People's Embrace
- Formation: May 2021; 4 years ago
- Purpose: To facilitate defections from the Myanmar Armed Forces and Myanmar Police Force
- Region served: Myanmar
- Official language: Burmese
- Parent organization: National Unity Government
- Website: People's Embrace on Facebook

= People's Embrace =

People's Embrace (ပြည်သူ့ရင်ခွင်) is a network of individuals supporting the defection of personnel from the Myanmar Armed Forces and Myanmar Police Force. The network was established in May 2021 by military personnel in the aftermath of the 2021 Myanmar coup d'état to assist defectors and their families, including social services like accommodation, safe passage, and security. These services have often been coupled with financial incentives and monetary stipends to help supplant defectors' lost wages, although funding remains scarce. People's Embrace has been absorbed into the opposition National Unity Government's Ministry of Defense. Under military law, defectors who desert their posts can face the death penalty, and the families of defectors face retaliation. The network is supported by hundreds of volunteers. People's Embrace is part of a broader civil disobedience movement (CDM) among Burmese who oppose the 2021 military coup.

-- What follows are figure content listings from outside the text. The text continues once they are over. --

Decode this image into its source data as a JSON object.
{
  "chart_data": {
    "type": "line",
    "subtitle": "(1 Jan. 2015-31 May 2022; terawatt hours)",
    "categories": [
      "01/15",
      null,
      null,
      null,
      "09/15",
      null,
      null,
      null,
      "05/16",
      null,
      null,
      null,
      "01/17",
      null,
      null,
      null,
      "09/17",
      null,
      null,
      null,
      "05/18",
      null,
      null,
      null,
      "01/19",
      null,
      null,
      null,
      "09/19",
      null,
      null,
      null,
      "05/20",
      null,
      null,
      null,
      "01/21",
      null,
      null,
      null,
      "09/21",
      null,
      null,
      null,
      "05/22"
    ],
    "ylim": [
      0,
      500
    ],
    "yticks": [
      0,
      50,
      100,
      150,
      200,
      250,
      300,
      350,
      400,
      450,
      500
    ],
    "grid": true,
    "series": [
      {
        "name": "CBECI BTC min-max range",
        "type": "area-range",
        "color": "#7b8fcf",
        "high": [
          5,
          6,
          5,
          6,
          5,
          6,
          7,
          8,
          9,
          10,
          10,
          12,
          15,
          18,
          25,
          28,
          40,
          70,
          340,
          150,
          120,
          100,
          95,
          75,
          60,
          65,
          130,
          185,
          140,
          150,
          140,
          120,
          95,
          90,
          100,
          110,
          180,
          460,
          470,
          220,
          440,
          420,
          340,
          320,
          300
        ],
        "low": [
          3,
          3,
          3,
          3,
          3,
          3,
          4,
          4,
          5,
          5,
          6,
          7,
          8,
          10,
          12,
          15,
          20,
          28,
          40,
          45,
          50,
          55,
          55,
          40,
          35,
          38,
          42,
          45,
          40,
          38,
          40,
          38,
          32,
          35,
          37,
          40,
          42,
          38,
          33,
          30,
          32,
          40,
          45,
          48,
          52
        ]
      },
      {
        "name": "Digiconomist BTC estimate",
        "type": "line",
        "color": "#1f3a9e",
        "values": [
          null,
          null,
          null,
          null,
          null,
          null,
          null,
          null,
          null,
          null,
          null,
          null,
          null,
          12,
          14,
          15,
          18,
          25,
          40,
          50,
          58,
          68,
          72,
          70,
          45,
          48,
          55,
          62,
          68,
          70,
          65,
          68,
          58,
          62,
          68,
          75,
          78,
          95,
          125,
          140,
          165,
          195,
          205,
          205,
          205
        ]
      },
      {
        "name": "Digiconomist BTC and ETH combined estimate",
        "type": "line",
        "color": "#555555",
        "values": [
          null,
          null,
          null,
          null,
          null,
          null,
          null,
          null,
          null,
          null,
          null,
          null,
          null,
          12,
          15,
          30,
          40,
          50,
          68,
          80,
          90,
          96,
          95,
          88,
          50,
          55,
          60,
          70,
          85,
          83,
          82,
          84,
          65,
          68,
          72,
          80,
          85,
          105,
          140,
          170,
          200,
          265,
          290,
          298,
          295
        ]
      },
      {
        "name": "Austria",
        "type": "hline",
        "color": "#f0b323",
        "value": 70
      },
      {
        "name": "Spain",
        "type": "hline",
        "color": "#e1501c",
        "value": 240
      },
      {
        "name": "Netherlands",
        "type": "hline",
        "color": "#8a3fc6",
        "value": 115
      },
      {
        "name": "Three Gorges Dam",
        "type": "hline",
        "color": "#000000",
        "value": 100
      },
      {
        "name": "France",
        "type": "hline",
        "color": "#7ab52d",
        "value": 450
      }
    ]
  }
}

As of January 2023, 3,000 soldiers and 7,000 police officers have defected since the coup. The majority of defections occurred between June and December 2021. However, over the last 60 years, the Burmese military has remained largely cohesive, supported by a system of rewards and punishments and a rigorous indoctrination process.

An independent program called People's Soldiers also operates a digital outreach campaign and a network of volunteers offering safe passage, shelter and food.